Melchor sighed. The disdain roused him from the hangover of two long days drinking harsh, strong wine. “You should have what I want.” He said it in a low, deep voice, his gypsy eyes challenging the man, who gave in first and lowered his; he could shout or call the constable, but who could be sure there weren’t more gypsies who would come for him later? They always traveled in groups!
“I … don’t …” he stuttered.
“What is it you want so badly that you’re threatening this good man?”
The question came from behind Melchor’s back. A woman’s voice. The gypsy remained still, trying to find some sign in the used-clothes dealer’s face that would reveal who was behind him. There were many people slipping through the narrow aisles between the stalls. A single woman? Several people? The constable? The secondhand-clothing dealer didn’t seem too relieved; it was probably a woman alone, but a bold one, thought Melchor before turning and answering.
“Respect. That is what I want.”
She was short and strong, with a sun-beaten face and white hair that stuck out of a headscarf. Melchor figured she was about fifty years old, the same age as her shabby clothes. From her right arm hung a basket filled with grain she had bought at the market.
“Don’t overreact!” exclaimed the woman. “Gyps—Men,” she corrected herself quickly, “are so touchy lately. I’m sure Casimiro didn’t want to offend you. These are difficult times. Isn’t that right, Casimiro?”
“That’s right,” answered the used-clothes dealer.
But Melchor ignored him. He liked the woman’s insolence. And she had generous breasts, he thought, looking at them openly.
“And who are you to talk about respect?” she rebuked him for his brazenness. However, the smile on her lips didn’t match her words.
“What is more respectful than admiring what God offers us?”
“God?” replied the woman looking toward her breasts. “I’m the only one offering this, God has nothing to do with it. They’re mine and I do what I want with them.”
Melchor let out a laugh. The secondhand-clothing dealer saw people pass without approaching his stall where the pair stood. He opened his hands to hurry the woman up, but she remained focused on the gypsy, who rubbed his chin and then replied, “That’s too bad. The priests say that God is extremely generous.”

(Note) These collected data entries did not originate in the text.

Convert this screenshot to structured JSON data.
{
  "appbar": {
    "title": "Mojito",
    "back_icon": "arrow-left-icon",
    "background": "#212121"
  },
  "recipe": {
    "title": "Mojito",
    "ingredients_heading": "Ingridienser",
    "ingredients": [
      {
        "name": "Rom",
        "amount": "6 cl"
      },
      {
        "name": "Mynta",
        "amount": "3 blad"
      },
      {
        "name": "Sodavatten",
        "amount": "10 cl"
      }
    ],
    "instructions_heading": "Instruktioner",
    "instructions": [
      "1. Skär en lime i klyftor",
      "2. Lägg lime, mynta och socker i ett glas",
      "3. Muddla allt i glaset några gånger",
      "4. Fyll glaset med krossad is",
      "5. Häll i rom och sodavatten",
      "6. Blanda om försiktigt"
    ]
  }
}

Now she was the one who laughed. “What are you getting at? We’re just two … loners, right?” Melchor nodded; the woman thought for a second and screwed up her face before looking the gypsy up and down. “You and me together? Even God would be frightened.”
“Nicolasa, I’m begging you,” whined the dealer, urging her to leave his stall.

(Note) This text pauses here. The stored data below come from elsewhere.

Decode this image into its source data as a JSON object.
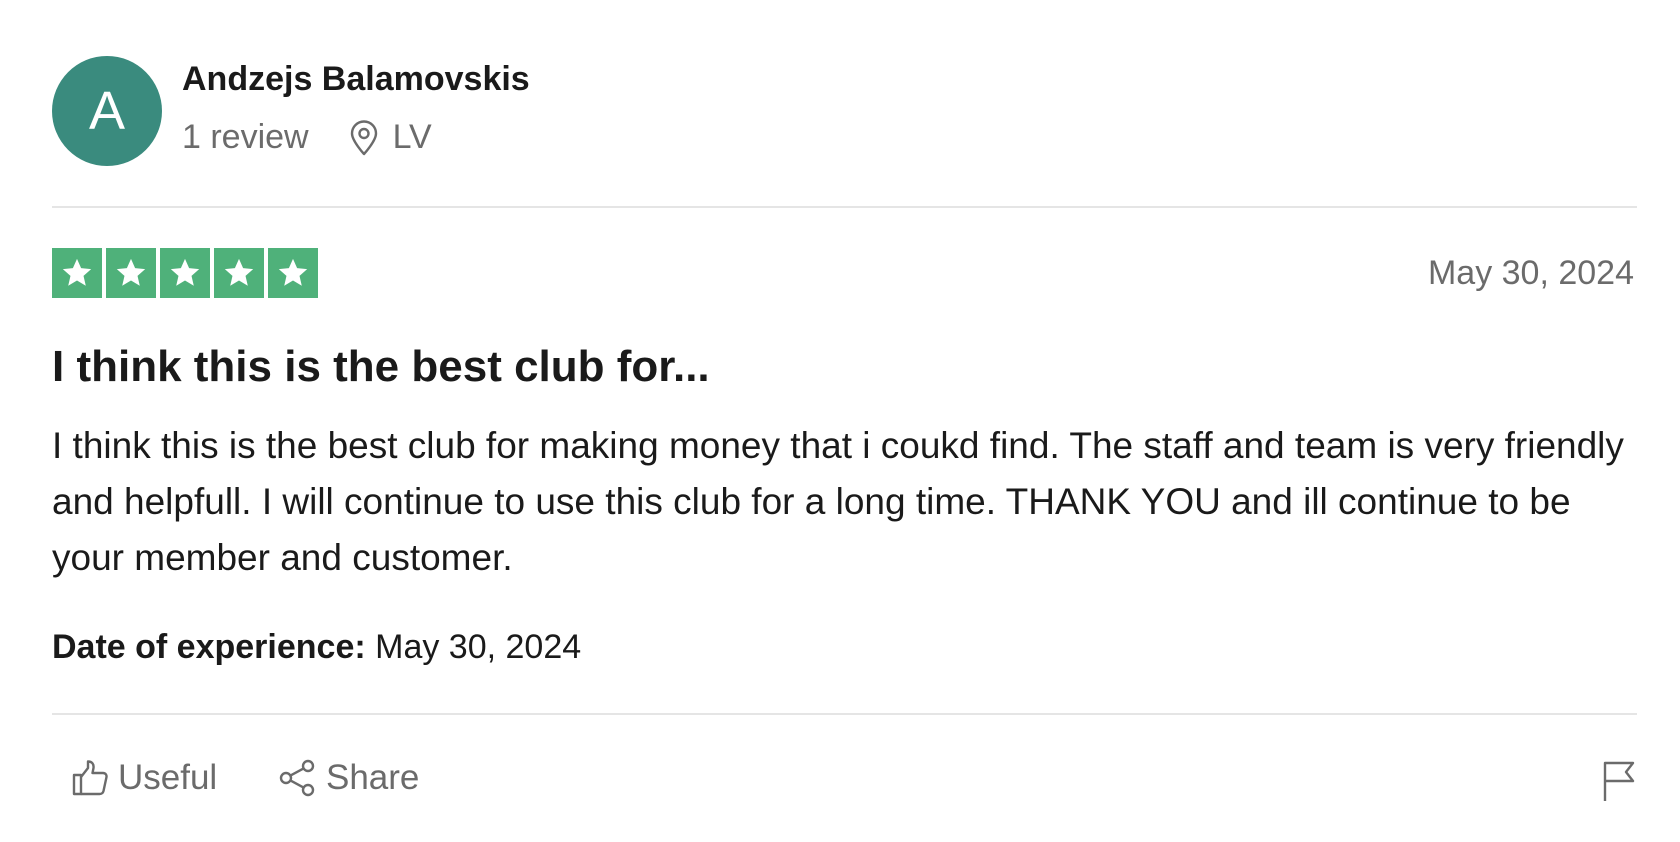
{
  "reviewer": {
    "avatar_letter": "A",
    "avatar_color": "#3a8b7e",
    "name": "Andzejs Balamovskis",
    "review_count": "1 review",
    "location": "LV"
  },
  "review": {
    "rating": 5,
    "max_rating": 5,
    "star_color": "#4fb17a",
    "date": "May 30, 2024",
    "title": "I think this is the best club for...",
    "body": "I think this is the best club for making money that i coukd find. The staff and team is very friendly and helpfull. I will continue to use this club for a long time. THANK YOU and ill continue to be your member and customer.",
    "experience_label": "Date of experience:",
    "experience_date": "May 30, 2024"
  },
  "actions": {
    "useful_label": "Useful",
    "share_label": "Share",
    "useful_icon": "thumbs-up-icon",
    "share_icon": "share-icon",
    "report_icon": "flag-icon"
  }
}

Melchor lifted an arm, ordering him to be quiet. “Nicolasa,” he repeated as if he intended to remember that name. “Well, if God is so easily frightened, let the devil accompany us.”

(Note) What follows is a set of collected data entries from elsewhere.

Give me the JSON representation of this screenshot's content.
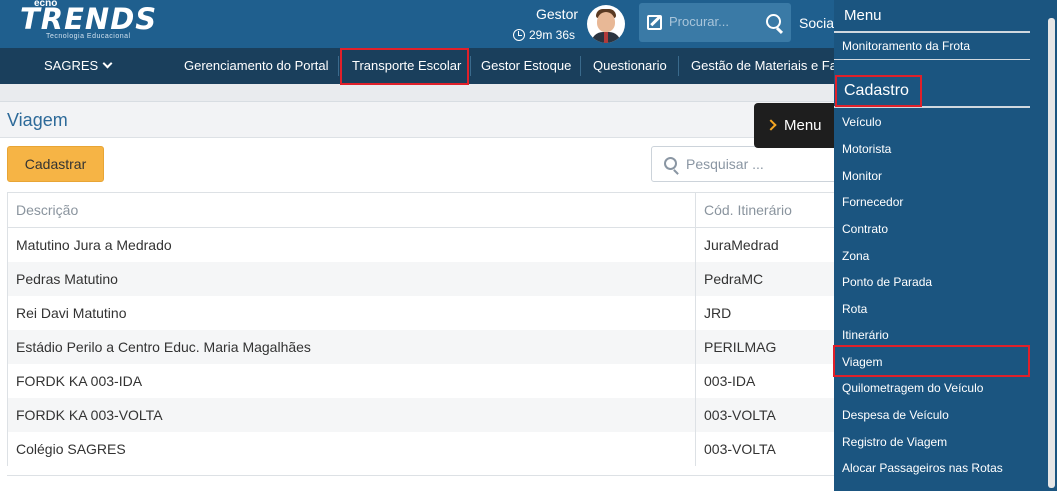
{
  "header": {
    "logo_main": "TRENDS",
    "logo_top": "ecno",
    "logo_sub": "Tecnologia Educacional",
    "user_name": "Gestor",
    "session_timer": "29m 36s",
    "search_placeholder": "Procurar...",
    "social_label": "Social"
  },
  "nav": {
    "brand": "SAGRES",
    "items": [
      {
        "label": "Gerenciamento do Portal"
      },
      {
        "label": "Transporte Escolar"
      },
      {
        "label": "Gestor Estoque"
      },
      {
        "label": "Questionario"
      },
      {
        "label": "Gestão de Materiais e Far"
      }
    ]
  },
  "page": {
    "title": "Viagem",
    "add_button": "Cadastrar",
    "search_placeholder": "Pesquisar ..."
  },
  "table": {
    "columns": [
      "Descrição",
      "Cód. Itinerário"
    ],
    "rows": [
      [
        "Matutino Jura a Medrado",
        "JuraMedrad"
      ],
      [
        "Pedras Matutino",
        "PedraMC"
      ],
      [
        "Rei Davi Matutino",
        "JRD"
      ],
      [
        "Estádio Perilo a Centro Educ. Maria Magalhães",
        "PERILMAG"
      ],
      [
        "FORDK KA 003-IDA",
        "003-IDA"
      ],
      [
        "FORDK KA 003-VOLTA",
        "003-VOLTA"
      ],
      [
        "Colégio SAGRES",
        "003-VOLTA"
      ]
    ]
  },
  "menu_tab": {
    "label": "Menu"
  },
  "sidebar": {
    "title": "Menu",
    "top_item": "Monitoramento da Frota",
    "section": "Cadastro",
    "items": [
      "Veículo",
      "Motorista",
      "Monitor",
      "Fornecedor",
      "Contrato",
      "Zona",
      "Ponto de Parada",
      "Rota",
      "Itinerário",
      "Viagem",
      "Quilometragem do Veículo",
      "Despesa de Veículo",
      "Registro de Viagem",
      "Alocar Passageiros nas Rotas"
    ]
  },
  "colors": {
    "header_bg": "#1f5f8e",
    "nav_bg": "#1a3f5c",
    "sidebar_bg": "#1b5580",
    "accent_button": "#f6b445",
    "highlight": "#e0202a"
  }
}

“Hush!” she protested, looking to either side to see if anyone had heard his proposal. Casimiro begged her to leave, again. “How dare you place yourself in the devil’s hands?” she whispered after giving in to the dealer’s pleas and pulling the gypsy away from the stall, while the trader offered his wares in a shout, as if trying to make up for lost time.
“Woman, to be with you I’d go down to hell and drink a glass of wine with Lucifer himself.”
Nicolasa stopped short, amid the people, with a confused look. “I’ve been courted many times—”
“I have no doubt about that,” Melchor interrupted.
“As a young girl, they promised me the moon …” she continued, “then they only gave me a couple of suckling pigs, several children who abandoned me and a husband who died on me,” she complained. “But nobody has ever promised to go down to hell for me.”
“We gypsies know it well.”
Nicolasa looked at him lewdly. “Skinny as a stick,” she teased. “Have you got anything besides arms and legs?”
Melchor tilted his head to one side. She imitated him. “Keep in mind that the devil kicked me out of hell. That was after he saw what isn’t arms and legs.” She pushed him with a giggle. “It’s true! Have you heard talk about Lucifer’s knob? Well it’s nothing compared to …”
“Joker! We’ll see about that!” exclaimed the woman, hanging from his arm.